CHENNAI, Sept 30: The Liberation Tigers of Tamil Eelam (LTTE) on Wednesday handed over 600 bodies of Sri Lankan soldiers to the International Committee of the Red Cross after the bloodiest fighting this year in northern Sri Lanka which has killed and wounded hundreds of combatants on either side.ICRC representatives took over the bodies at Mallavi in LTTE-controlled Vanni and were transporting them to the army headquarters 40 kms south in Vavuniya, it was learnt here.
Countless more decomposed bodies are lying in the battlefield and the air is filled with the stench of death, reported Voice of Tigers (VoT), the LTTE's clandestine radio monitored in Vavuniya.
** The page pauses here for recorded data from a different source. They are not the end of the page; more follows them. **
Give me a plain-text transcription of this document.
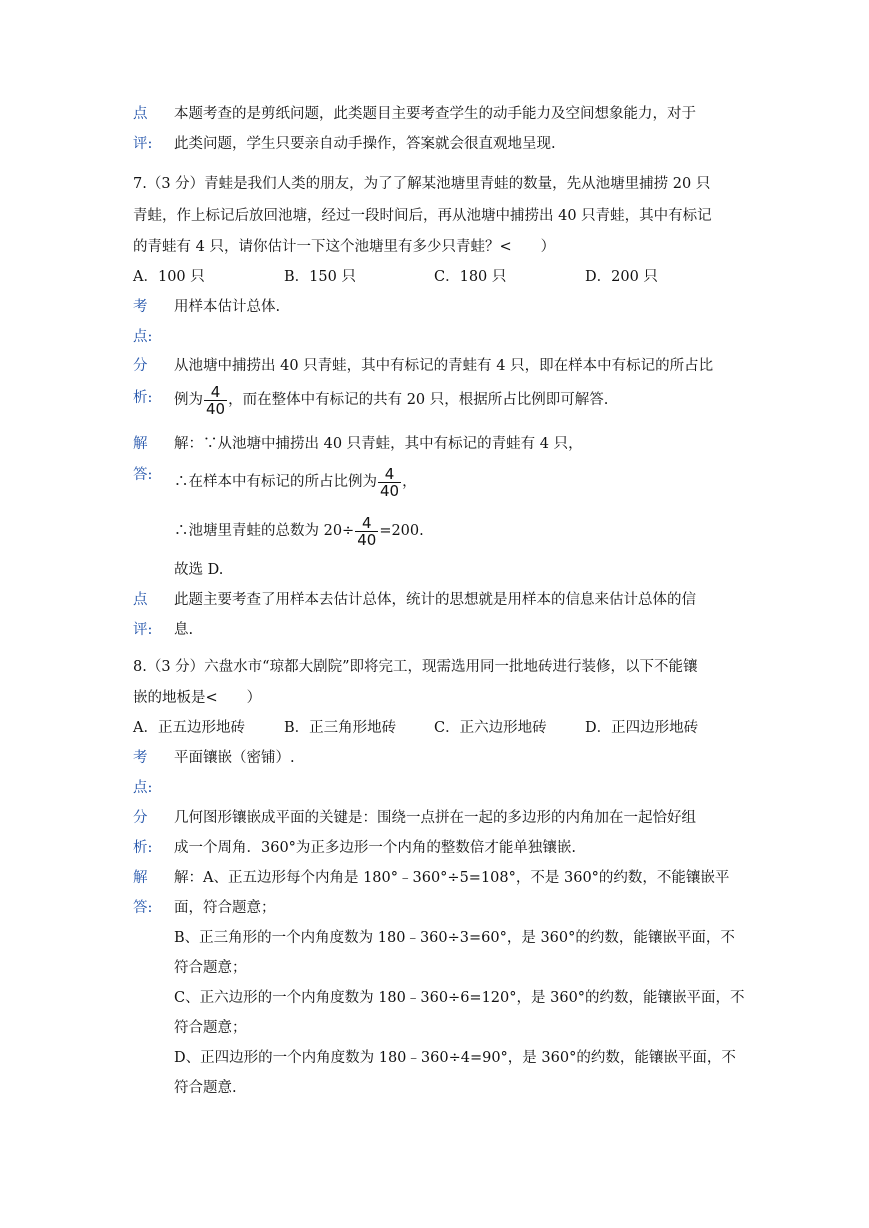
点
评:
本题考查的是剪纸问题，此类题目主要考查学生的动手能力及空间想象能力，对于
此类问题，学生只要亲自动手操作，答案就会很直观地呈现.
7.（3 分）青蛙是我们人类的朋友，为了了解某池塘里青蛙的数量，先从池塘里捕捞 20 只
青蛙，作上标记后放回池塘，经过一段时间后，再从池塘中捕捞出 40 只青蛙，其中有标记
的青蛙有 4 只，请你估计一下这个池塘里有多少只青蛙？<　　）
A．100 只	B．150 只	C．180 只	D．200 只
考
点:
用样本估计总体.
分
析:
从池塘中捕捞出 40 只青蛙，其中有标记的青蛙有 4 只，即在样本中有标记的所占比
例为 $\frac{4}{40}$ ，而在整体中有标记的共有 20 只，根据所占比例即可解答.
解
答:
解：∵从池塘中捕捞出 40 只青蛙，其中有标记的青蛙有 4 只，
∴在样本中有标记的所占比例为 $\frac{4}{40}$ ，
∴池塘里青蛙的总数为 $20\div \frac{4}{40} =200$.
故选 D.
点
评:
此题主要考查了用样本去估计总体，统计的思想就是用样本的信息来估计总体的信
息.
8.（3 分）六盘水市“琼都大剧院”即将完工，现需选用同一批地砖进行装修，以下不能镶
嵌的地板是<　　）
A．正五边形地砖	B．正三角形地砖	C．正六边形地砖	D．正四边形地砖
考
点:
平面镶嵌（密铺）.
分
析:
几何图形镶嵌成平面的关键是：围绕一点拼在一起的多边形的内角加在一起恰好组
成一个周角．360°为正多边形一个内角的整数倍才能单独镶嵌.
解
答:
解：A、正五边形每个内角是 180°﹣360°÷5=108°，不是 360°的约数，不能镶嵌平
面，符合题意；
B、正三角形的一个内角度数为 180﹣360÷3=60°，是 360°的约数，能镶嵌平面，不
符合题意；
C、正六边形的一个内角度数为 180﹣360÷6=120°，是 360°的约数，能镶嵌平面，不
符合题意；
D、正四边形的一个内角度数为 180﹣360÷4=90°，是 360°的约数，能镶嵌平面，不
符合题意.
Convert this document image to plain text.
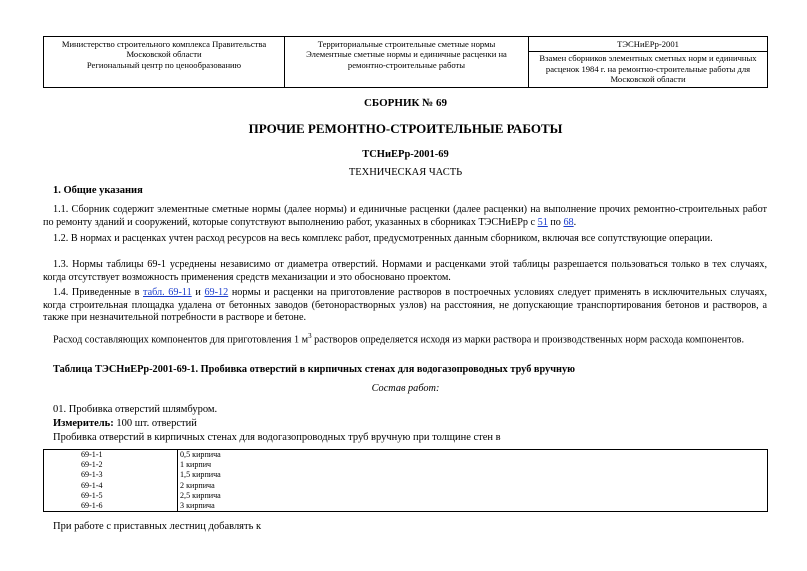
Министерство строительного комплекса Правительства
Московской области
Региональный центр по ценообразованию

Территориальные строительные сметные нормы
Элементные сметные нормы и единичные расценки на
ремонтно-строительные работы

ТЭСНиЕРр-2001
Взамен сборников элементных сметных норм и единичных
расценок 1984 г. на ремонтно-строительные работы для
Московской области
СБОРНИК № 69
ПРОЧИЕ РЕМОНТНО-СТРОИТЕЛЬНЫЕ РАБОТЫ
ТСНиЕРр-2001-69
ТЕХНИЧЕСКАЯ ЧАСТЬ
1. Общие указания
1.1. Сборник содержит элементные сметные нормы (далее нормы) и единичные расценки (далее расценки) на выполнение прочих ремонтно-строительных работ по ремонту зданий и сооружений, которые сопутствуют выполнению работ, указанных в сборниках ТЭСНиЕРр с 51 по 68.
1.2. В нормах и расценках учтен расход ресурсов на весь комплекс работ, предусмотренных данным сборником, включая все сопутствующие операции.
1.3. Нормы таблицы 69-1 усреднены независимо от диаметра отверстий. Нормами и расценками этой таблицы разрешается пользоваться только в тех случаях, когда отсутствует возможность применения средств механизации и это обосновано проектом.
1.4. Приведенные в табл. 69-11 и 69-12 нормы и расценки на приготовление растворов в построечных условиях следует применять в исключительных случаях, когда строительная площадка удалена от бетонных заводов (бетонорастворных узлов) на расстояния, не допускающие транспортирования бетонов и растворов, а также при незначительной потребности в растворе и бетоне.
Расход составляющих компонентов для приготовления 1 $м^3$ растворов определяется исходя из марки раствора и производственных норм расхода компонентов.
Таблица ТЭСНиЕРр-2001-69-1. Пробивка отверстий в кирпичных стенах для водогазопроводных труб вручную
Состав работ:
01. Пробивка отверстий шлямбуром.
Измеритель: 100 шт. отверстий
Пробивка отверстий в кирпичных стенах для водогазопроводных труб вручную при толщине стен в
69-1-1	0,5 кирпича
69-1-2	1 кирпич
69-1-3	1,5 кирпича
69-1-4	2 кирпича
69-1-5	2,5 кирпича
69-1-6	3 кирпича
При работе с приставных лестниц добавлять к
It also reported that civilians, who had fled Killinochchi town after the army captured it in 1996, have begun going back to inspect their homes and belongings.
Killinochchi, which served as the LTTE's capital for about nine months after they were dislodged from Jaffna in December 1995, was recaptured by the LTTE on Monday in an operation which VoTclaimed was led by their leader Velupillai Prabhakaran. Sri Lankan defence ministry sources said it was the army's worst debacle since July 1996, when nearly 1,400 soldiers were killed in a single day in the LTTE attack on Mullaithivu military base.
There is still no accurate count of how many on either side died in the latest fighting though according to Sri Lankan government sources, it could cross into four figures. The LTTE has declared it lost 240 fighters. Official figures released by Sri Lanka on Tuesday admitted nearly 200 soldiers were killed and 300 injured. According to these figures, nearly 400 LTTE fighters were also killed.
ENS adds from Colombo: On Wednesday, Sri Lanka claimed that it had finally captured a key town on the main Vavuniya-Jaffna highway which the military has been trying to secure since early 1996 to open a land route to the peninsula.
The army was preoccupied with capturing Mankulam since January this year but met with stiff resistance from the LTTE each time. Thegovernment is painting the town's capture as a major victory but experts believe that hold over this small town may not be enough compensation for the reported loss of Killinochchi.
An official press release said 62 soldiers died while 100 LTTE cadres were killed in the fighting for Mankulam that began on Tuesday. It could not be confirmed if the soldiers died in the fighting or when an ammunition dump exploded.
Meanwhile, search crews are still looking for the AN-24 that disappeared on its flight from Palaly air base in Jaffna to Ratmalana outside the capital on Tuesday.
Lion Air, the domestic airline to which the plane belonged, released the list of passengers and crew but desisted from saying that the aircraft had crashed. Operations director Air Vice Marshal Paddy Mendis said the possibility that the plane was hijacked could not be ruled out. ``That possibility does exist because there is no trace of the aircrft,'' he said.
The aircraft disappeared days after an LTTE warning to Lion Air andanother domestic airline not to transport soldiers to and from Jaffna on their planes.